Oklahoma punted on its ensuing possession, but they got the ball back when Williams threw incomplete on a fourth-and-14 play. Wilkinson sent in his third-string quarterback, Bennett Watts, and several other reserves, as they were in dire need of quickness at the end of the game. The Irish defense had been stingy all game, and now they needed to step it up even more.
It looked as if Wilkinson had penned a stroke of genius when Watts threw a pass in the direction of Joe Rector that was deflected and then caught by John Pellow, who then rambled 40 yards down to the Irish 36, awakening the stunned crowd. The Sooners were proving that they were not finished, and they were driving for a potential game-tying touchdown. But with less than a minute to play, and with the ball on the Notre Dame 24, Oklahoma’s Dale Sherrod tried to pass to Gautt in the end zone, but Williams, who doubled as a safety on defense, picked off the pass, sealing the victory.
When the dust cleared on this defensive battle, Notre Dame had the 7-0 upset win, ending the longest winning streak in NCAA history. They had been spearheaded by a tenacious defense, which held the Sooners to under 100 yards rushing and less than 50 yards passing, and most importantly, had kept them out of the end zone, suffering their first shutout in 123 games.
As the teams mingled on the field afterward, the sellout crowd gave the Irish a sportsmanlike round of applause for their efforts. Then, as they filed silently out of the stadium, they heard this pronouncement from the public address announcer, “Come back next Saturday folks. That’s when a new winning streak starts.”Afterwards, Wilkinson offered, “I guess we never really had a chance to score during the whole game. They covered our receivers well. We had time to pass, but we couldn’t get anyone open.
We played a fine game, but they played a better one. They were just better than we were today.
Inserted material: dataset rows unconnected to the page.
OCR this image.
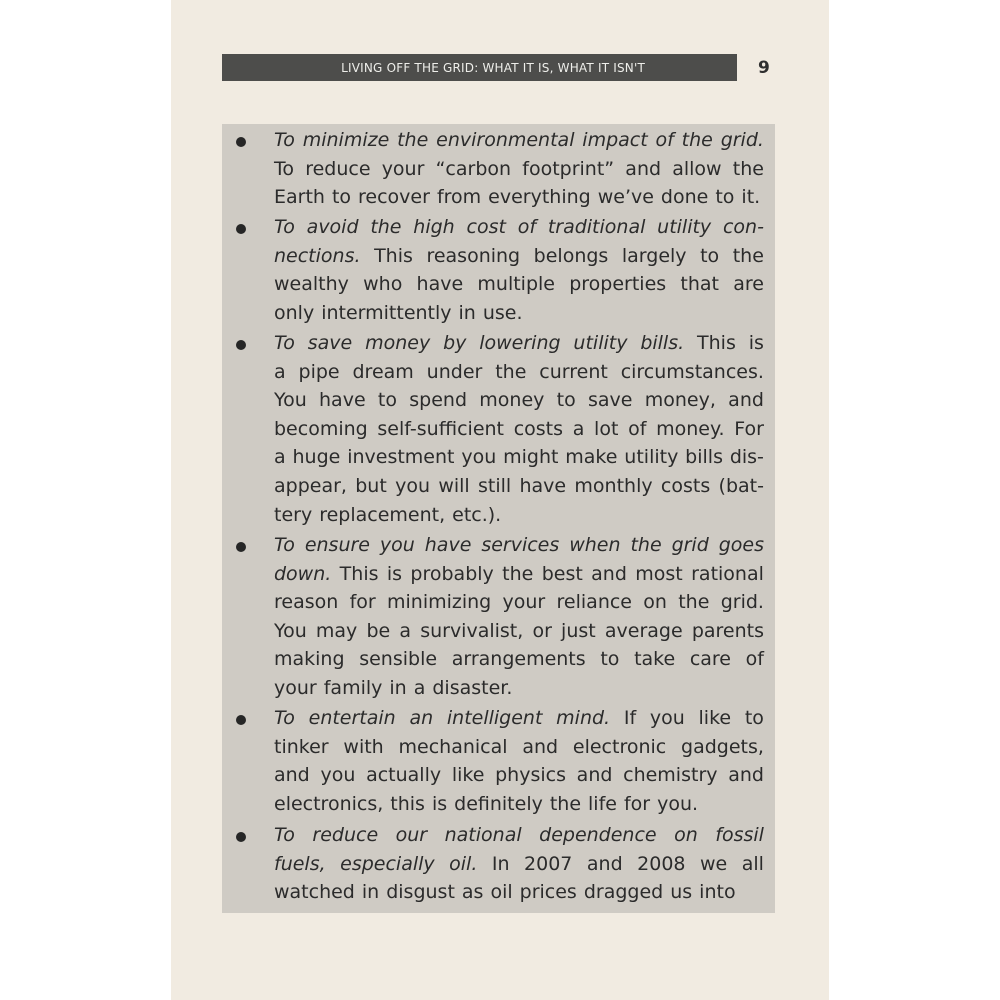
LIVING OFF THE GRID: WHAT IT IS, WHAT IT ISN'T	9
To minimize the environmental impact of the grid.
To reduce your “carbon footprint” and allow the
Earth to recover from everything we’ve done to it.
To avoid the high cost of traditional utility con-
nections. This reasoning belongs largely to the
wealthy who have multiple properties that are
only intermittently in use.
To save money by lowering utility bills. This is
a pipe dream under the current circumstances.
You have to spend money to save money, and
becoming self-sufficient costs a lot of money. For
a huge investment you might make utility bills dis-
appear, but you will still have monthly costs (bat-
tery replacement, etc.).
To ensure you have services when the grid goes
down. This is probably the best and most rational
reason for minimizing your reliance on the grid.
You may be a survivalist, or just average parents
making sensible arrangements to take care of
your family in a disaster.
To entertain an intelligent mind. If you like to
tinker with mechanical and electronic gadgets,
and you actually like physics and chemistry and
electronics, this is definitely the life for you.
To reduce our national dependence on fossil
fuels, especially oil. In 2007 and 2008 we all
watched in disgust as oil prices dragged us into
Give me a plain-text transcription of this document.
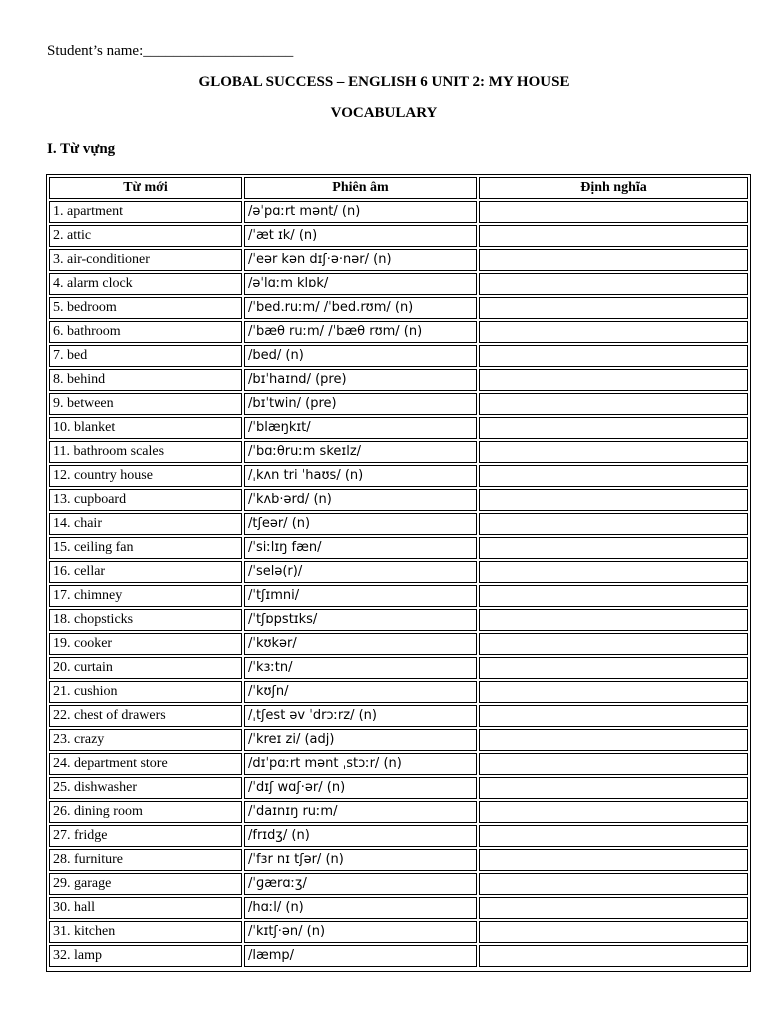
Student’s name:____________________
GLOBAL SUCCESS – ENGLISH 6 UNIT 2: MY HOUSE
VOCABULARY
I. Từ vựng
Từ mới	Phiên âm	Định nghĩa
1. apartment	/əˈpɑːrt mənt/ (n)	
2. attic	/ˈæt ɪk/ (n)	
3. air-conditioner	/ˈeər kən dɪʃ·ə·nər/ (n)	
4. alarm clock	/əˈlɑːm klɒk/	
5. bedroom	/ˈbed.ruːm/ /ˈbed.rʊm/ (n)	
6. bathroom	/ˈbæθ ruːm/ /ˈbæθ rʊm/ (n)	
7. bed	/bed/ (n)	
8. behind	/bɪˈhaɪnd/ (pre)	
9. between	/bɪˈtwin/ (pre)	
10. blanket	/ˈblæŋkɪt/	
11. bathroom scales	/ˈbɑːθruːm skeɪlz/	
12. country house	/ˌkʌn tri ˈhaʊs/ (n)	
13. cupboard	/ˈkʌb·ərd/ (n)	
14. chair	/tʃeər/ (n)	
15. ceiling fan	/ˈsiːlɪŋ fæn/	
16. cellar	/ˈselə(r)/	
17. chimney	/ˈtʃɪmni/	
18. chopsticks	/ˈtʃɒpstɪks/	
19. cooker	/ˈkʊkər/	
20. curtain	/ˈkɜːtn/	
21. cushion	/ˈkʊʃn/	
22. chest of drawers	/ˌtʃest əv ˈdrɔːrz/ (n)	
23. crazy	/ˈkreɪ zi/ (adj)	
24. department store	/dɪˈpɑːrt mənt ˌstɔːr/ (n)	
25. dishwasher	/ˈdɪʃ wɑʃ·ər/ (n)	
26. dining room	/ˈdaɪnɪŋ ruːm/	
27. fridge	/frɪdʒ/ (n)	
28. furniture	/ˈfɜr nɪ tʃər/ (n)	
29. garage	/ˈɡærɑːʒ/	
30. hall	/hɑːl/ (n)	
31. kitchen	/ˈkɪtʃ·ən/ (n)	
32. lamp	/læmp/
They deserved to win.”“Oklahoma was a fine team and Bud Wilkinson was a fine coach,” Brennan said, who had spotted something in the Sooners’ game films, “but he was predictable. We prepared for them in detail. We didn’t have a whole lot of speed, we tried to be as basic as possible, and we felt if we could stop their four or five basic plays, we had a chance to win. We knew that Oklahoma might use an unbalanced line and flankers and even some single wing, but we knew, too, that whenever they had to move the ball they went back to their regular split-T, balanced-line offense. So we didn’t do anything too different on defense. We took our basic defense and adjusted it to fit. We played the gaps in their line to close up splits between their linemen and we sent the linebackers in to put pressure on the quarterback. We gave them the flat zone for passes that way, if they could take advantage of it, but we figured we could put enough pressure so that they couldn’t. They didn’t use anything we weren’t expecting.”
Back in South Bend, about 3,000 people greeted the team plane upon its arrival hours after the game, cheering so feverishly that the players were unable to deplane for 20 minutes. When the Irish players got back to campus, another 4,000 fans were waiting to bestow praise on their conquering heroes as the school band repeatedly played the Notre Dame Victory March. And for Monday, classes were cancelled at the university. School president Father Theodore Hesburgh had made the unprecedented decision in the aftermath of the wild celebration that had taken place, reasoning that the students would probably skip classes anyway.